I'm having trouble with the most_similar method in Gensim's Doc2Vec model. When I run most_similar I only get the similarity of the first 10 tagged documents (based on their tags-always from 0-9). For this code I have topn=5, but I've used topn=len(documents) and I still only get the similarity for the first 10 documents
Tagged documents:
tokenizer = RegexpTokenizer(r'\w+')
taggeddoc=[]
for index,wod in enumerate(model_data):
wordslist=[]
tagslist=[]
tokens = tokenizer.tokenize(wod)
td = TaggedDocument(gensim.utils.to_unicode(str.encode(' '.join(tokens))).split(), str(index))
taggeddoc.append(td)
documents=taggeddoc
Instantiate the model:
model=gensim.models.Doc2Vec(documents, dm=0, dbow_words=1, iter=1, alpha=0.025, min_alpha=0.025, min_count=10)
Train the model:
for epoch in range(100):
if epoch % 10 == 0:
print("Training epoch {}".format(epoch))
model.train(documents, total_examples=model.corpus_count, epochs=model.iter)
model.alpha -= 0.002
model.min_alpha = model.alpha
Problem is here (I think):
new = model_data[100].split()
new_vector = model.infer_vector(new)
sims = model.docvecs.most_similar([new_vector], topn=5)
print(sims)
Output:
[('3', 0.3732905089855194), ('1', 0.36121609807014465), ('7', 0.35790640115737915), ('9', 0.3569292724132538), ('2', 0.3521473705768585)]

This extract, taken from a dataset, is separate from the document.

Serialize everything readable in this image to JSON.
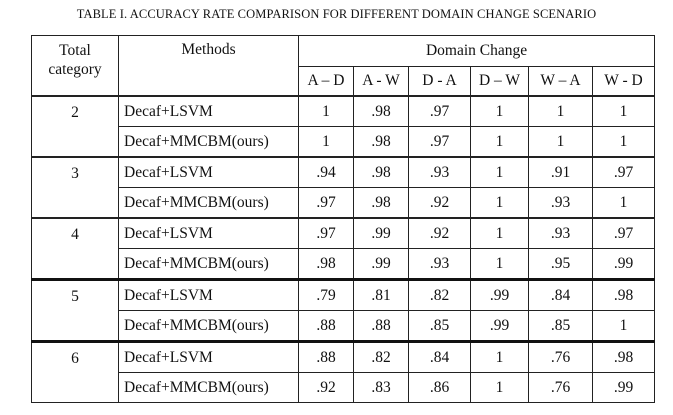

Length of documents is the same before and after training the model. Not sure why it's only returning similarity for the first 10 documents.
Side question: In anyone's experience, is it better to use Word2Vec or Doc2Vec if the input documents are very short (~50 words) and there are >2,000 documents? Thanks for the help!